David, let the kids stick a candle into a pumpkin, apply some makeup up and put on a scary costume. Then accompanied by adults spend a few hours in the cool, fresh night air instead of tap tapping away on games computers or chatting to their friends on their mobile phones.

As they stroll around their local streets maybe with the imagination of a child, they might think that they saw a shadowy figure on a broomstick pass across the October Moon.

Alan Mudge


Thankfully no signs of goat slaughtering!

I’d have to agree with David Fleming’s peers who he admits have described him as a killjoy because of his bizarre and frankly overwrought fears of the mortal dangers associated with celebrating Hallowe’en and therefore in his opinion, “the occult”.

Now, as a dutiful grandfather I chose to attend these potentially satanic rituals at a little tea party being laid on for my four grandchildren to see what threats they faced.

Thankfully, there was no sign of any attempts to slaughter goats in the garden or summon ‘Beelzebub’ although I did witness some mildly demonic table manners and grabbed some devilishly good cake when the little ones weren’t watching.

It all seemed very innocent and happy until the mood changed when a chill slowly crept over the room… but it turned out some little imp had been fiddling with the heating thermostat.

Steve Mackinder



Losing their pub would indeed be a bitter outcome

Well done to Lynn News for its front page headline last Friday, ‘Save Our Pub’, where the residents of the village Wiggenhall St Germans are concerned about the potential loss of the Crown and Anchor public house, as it has been put on the market.

It clearly demonstrates that the paper is on the side of rural Norfolk. The grocery shop, Post Office and the pub are the hubs of any village community.

I found this pub the perfect setting for an extension of a social life, suitable especially for people living on their own, going to a convivial environment for a respite from solitude, where customers experience a feeling of belonging.

It was said: “Located just a few miles outside the bustling market town of King’s Lynn with a population of 43,000 potential customers, this popular pub presents a huge opportunity for the right publican to take it to the next level.”

Trendy bars in Lynn have a corporate mercantile approach to retailing with it incurring car parking fees and a walk for liquid refreshment. They cannot compete with the ambience and rustic quality of life which the Crown and Anchor has with free parking on site.

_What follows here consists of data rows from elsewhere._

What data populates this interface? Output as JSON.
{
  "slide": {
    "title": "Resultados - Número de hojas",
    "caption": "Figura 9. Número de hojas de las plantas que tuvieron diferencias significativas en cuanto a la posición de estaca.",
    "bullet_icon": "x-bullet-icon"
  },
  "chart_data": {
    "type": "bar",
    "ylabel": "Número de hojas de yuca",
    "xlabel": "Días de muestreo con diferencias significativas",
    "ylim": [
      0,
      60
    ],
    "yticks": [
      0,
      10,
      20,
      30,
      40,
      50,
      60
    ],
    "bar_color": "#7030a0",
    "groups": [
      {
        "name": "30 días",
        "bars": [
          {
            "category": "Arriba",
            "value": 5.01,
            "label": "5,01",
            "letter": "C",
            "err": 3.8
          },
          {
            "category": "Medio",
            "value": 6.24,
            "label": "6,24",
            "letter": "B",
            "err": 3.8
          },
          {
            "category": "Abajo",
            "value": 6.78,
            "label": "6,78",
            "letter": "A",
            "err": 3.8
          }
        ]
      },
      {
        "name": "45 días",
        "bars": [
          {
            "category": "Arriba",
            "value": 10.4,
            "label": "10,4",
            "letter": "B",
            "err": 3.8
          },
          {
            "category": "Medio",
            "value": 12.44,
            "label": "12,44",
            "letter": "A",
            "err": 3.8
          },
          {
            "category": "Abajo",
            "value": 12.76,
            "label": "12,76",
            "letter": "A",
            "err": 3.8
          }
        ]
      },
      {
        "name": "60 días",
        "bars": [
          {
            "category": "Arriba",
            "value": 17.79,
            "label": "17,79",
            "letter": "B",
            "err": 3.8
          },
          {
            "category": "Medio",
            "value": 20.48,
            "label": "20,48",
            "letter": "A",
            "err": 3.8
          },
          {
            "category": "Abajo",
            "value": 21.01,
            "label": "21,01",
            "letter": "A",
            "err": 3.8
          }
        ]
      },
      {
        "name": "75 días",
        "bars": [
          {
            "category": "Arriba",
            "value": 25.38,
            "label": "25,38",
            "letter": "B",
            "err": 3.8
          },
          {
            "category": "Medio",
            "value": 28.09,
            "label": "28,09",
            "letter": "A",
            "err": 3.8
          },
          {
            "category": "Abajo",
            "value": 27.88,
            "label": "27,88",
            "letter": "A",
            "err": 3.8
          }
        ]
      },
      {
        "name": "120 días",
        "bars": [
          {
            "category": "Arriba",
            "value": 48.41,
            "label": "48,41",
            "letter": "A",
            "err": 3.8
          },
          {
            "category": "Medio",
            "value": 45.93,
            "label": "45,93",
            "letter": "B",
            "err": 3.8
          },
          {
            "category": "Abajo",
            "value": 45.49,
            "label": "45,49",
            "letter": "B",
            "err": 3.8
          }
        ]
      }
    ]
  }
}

I wish the local residents well in taking matters into their own hands as they attempt to preserve a major asset.

As for the villagers worrying about this pub being turned into something else, I will not spell out what it could become, as in our ‘free speechless’ society, there comes risks.

If the Crown and Anchor goes under, and its real ale, it will be a ‘bitter’ experience for the residents of Wiggenhall St Germans.